🤖 AI Summary
Traditional flow visualization relies on domain-specific graphical interfaces, imposing high learning barriers; while natural language interaction offers intuitive access, it faces dual challenges in scientific concept recognition and flow structure extraction. To address these, we propose the first annotation-free semantic alignment framework: a denoising autoencoder learns robust representations of streamline segments; a trainable projection layer maps these representations into the embedding space of large language models (LLMs); and a cross-modal attention mechanism enables precise alignment between textual descriptions and underlying flow patterns. Based on this, we design a natural language–driven interactive exploration interface. Case studies with domain experts demonstrate that users can directly query and visualize complex flow structures using plain-language instructions—significantly lowering usability barriers, improving analytical efficiency, and enhancing accessibility for non-expert users.
📝 Abstract
Explorative flow visualization allows domain experts to analyze complex flow structures by interactively investigating flow patterns.
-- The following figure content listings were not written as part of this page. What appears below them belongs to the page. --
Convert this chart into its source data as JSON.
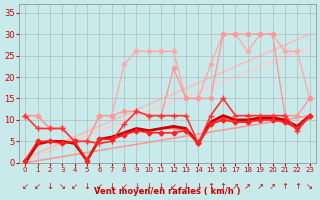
{
  "background_color": "#c8eaea",
  "grid_color": "#b0b0b0",
  "xlabel": "Vent moyen/en rafales ( km/h )",
  "x_ticks": [
    0,
    1,
    2,
    3,
    4,
    5,
    6,
    7,
    8,
    9,
    10,
    11,
    12,
    13,
    14,
    15,
    16,
    17,
    18,
    19,
    20,
    21,
    22,
    23
  ],
  "ylim": [
    0,
    37
  ],
  "xlim": [
    -0.5,
    23.5
  ],
  "yticks": [
    0,
    5,
    10,
    15,
    20,
    25,
    30,
    35
  ],
  "series": [
    {
      "x": [
        0,
        1,
        2,
        3,
        4,
        5,
        6,
        7,
        8,
        9,
        10,
        11,
        12,
        13,
        14,
        15,
        16,
        17,
        18,
        19,
        20,
        21,
        22,
        23
      ],
      "y": [
        11,
        11,
        8,
        8,
        5,
        5,
        11,
        11,
        23,
        26,
        26,
        26,
        26,
        15,
        15,
        23,
        30,
        30,
        26,
        30,
        30,
        26,
        26,
        15
      ],
      "color": "#ffaaaa",
      "linewidth": 1.0,
      "marker": "D",
      "markersize": 2.5,
      "zorder": 2
    },
    {
      "x": [
        0,
        1,
        2,
        3,
        4,
        5,
        6,
        7,
        8,
        9,
        10,
        11,
        12,
        13,
        14,
        15,
        16,
        17,
        18,
        19,
        20,
        21,
        22,
        23
      ],
      "y": [
        11,
        11,
        8,
        8,
        5,
        5,
        11,
        11,
        12,
        12,
        11,
        11,
        22,
        15,
        15,
        15,
        30,
        30,
        30,
        30,
        30,
        11,
        11,
        15
      ],
      "color": "#ff9999",
      "linewidth": 1.0,
      "marker": "D",
      "markersize": 2.5,
      "zorder": 2
    },
    {
      "x": [
        0,
        23
      ],
      "y": [
        0.5,
        27
      ],
      "color": "#ffcccc",
      "linewidth": 1.2,
      "marker": null,
      "markersize": 0,
      "zorder": 1
    },
    {
      "x": [
        0,
        23
      ],
      "y": [
        1,
        30
      ],
      "color": "#ffbbbb",
      "linewidth": 1.2,
      "marker": null,
      "markersize": 0,
      "zorder": 1
    },
    {
      "x": [
        0,
        23
      ],
      "y": [
        0,
        11
      ],
      "color": "#ff9999",
      "linewidth": 1.2,
      "marker": null,
      "markersize": 0,
      "zorder": 1
    },
    {
      "x": [
        0,
        1,
        2,
        3,
        4,
        5,
        6,
        7,
        8,
        9,
        10,
        11,
        12,
        13,
        14,
        15,
        16,
        17,
        18,
        19,
        20,
        21,
        22,
        23
      ],
      "y": [
        11,
        8,
        8,
        8,
        5,
        5,
        4.5,
        5,
        9,
        12,
        11,
        11,
        11,
        11,
        4.5,
        11,
        15,
        11,
        11,
        11,
        11,
        11,
        7.5,
        11
      ],
      "color": "#ff3333",
      "linewidth": 1.2,
      "marker": "+",
      "markersize": 4,
      "zorder": 6
    },
    {
      "x": [
        0,
        1,
        2,
        3,
        4,
        5,
        6,
        7,
        8,
        9,
        10,
        11,
        12,
        13,
        14,
        15,
        16,
        17,
        18,
        19,
        20,
        21,
        22,
        23
      ],
      "y": [
        0.5,
        5,
        5,
        4.5,
        5,
        0.5,
        5.5,
        5.5,
        6.5,
        7.5,
        7,
        7,
        7,
        7.5,
        4.5,
        9,
        10,
        9.5,
        9.5,
        10,
        10,
        9.5,
        8,
        11
      ],
      "color": "#ff2222",
      "linewidth": 1.2,
      "marker": "D",
      "markersize": 2.5,
      "zorder": 6
    },
    {
      "x": [
        0,
        1,
        2,
        3,
        4,
        5,
        6,
        7,
        8,
        9,
        10,
        11,
        12,
        13,
        14,
        15,
        16,
        17,
        18,
        19,
        20,
        21,
        22,
        23
      ],
      "y": [
        0,
        4.5,
        5,
        5,
        4.5,
        0.5,
        5.5,
        6,
        7,
        8,
        7.5,
        8,
        8.5,
        8,
        4.5,
        9.5,
        11,
        10,
        10,
        10.5,
        10.5,
        10,
        8.5,
        11
      ],
      "color": "#cc0000",
      "linewidth": 2.0,
      "marker": null,
      "markersize": 0,
      "zorder": 5
    },
    {
      "x": [
        0,
        1,
        2,
        3,
        4,
        5,
        6,
        7,
        8,
        9,
        10,
        11,
        12,
        13,
        14,
        15,
        16,
        17,
        18,
        19,
        20,
        21,
        22,
        23
      ],
      "y": [
        0,
        4,
        5,
        5,
        4.5,
        0.5,
        5.5,
        5.5,
        6.5,
        7.5,
        7.5,
        8,
        8,
        7.5,
        4.5,
        9,
        10.5,
        9.5,
        9.5,
        10,
        10,
        9.5,
        8,
        10.5
      ],
      "color": "#ff6666",
      "linewidth": 1.2,
      "marker": null,
      "markersize": 0,
      "zorder": 4
    }
  ],
  "wind_symbols": [
    "↙",
    "↙",
    "↓",
    "↘",
    "↙",
    "↓",
    "↙",
    "↓",
    "↙",
    "↓",
    "↓",
    "↓",
    "↙",
    "↓",
    "↓",
    "↑",
    "↑",
    "↗",
    "↗",
    "↗",
    "↗",
    "↑",
    "↑",
    "↘"
  ],
  "wind_symbol_color": "#cc0000",
  "wind_symbol_fontsize": 6
}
However, traditional visual interfaces often rely on specialized graphical representations and interactions, which require additional effort to learn and use. Natural language interaction offers a more intuitive alternative, but teaching machines to recognize diverse scientific concepts and extract corresponding structures from flow data poses a significant challenge. In this paper, we introduce an automated framework that aligns flow pattern representations with the semantic space of large language models (LLMs), eliminating the need for manual labeling. Our approach encodes streamline segments using a denoising autoencoder and maps the generated flow pattern representations to LLM embeddings via a projector layer. This alignment empowers semantic matching between textual embeddings and flow representations through an attention mechanism, enabling the extraction of corresponding flow patterns based on textual descriptions. To enhance accessibility, we develop an interactive interface that allows users to query and visualize flow structures using natural language. Through case studies, we demonstrate the effectiveness of our framework in enabling intuitive and intelligent flow exploration.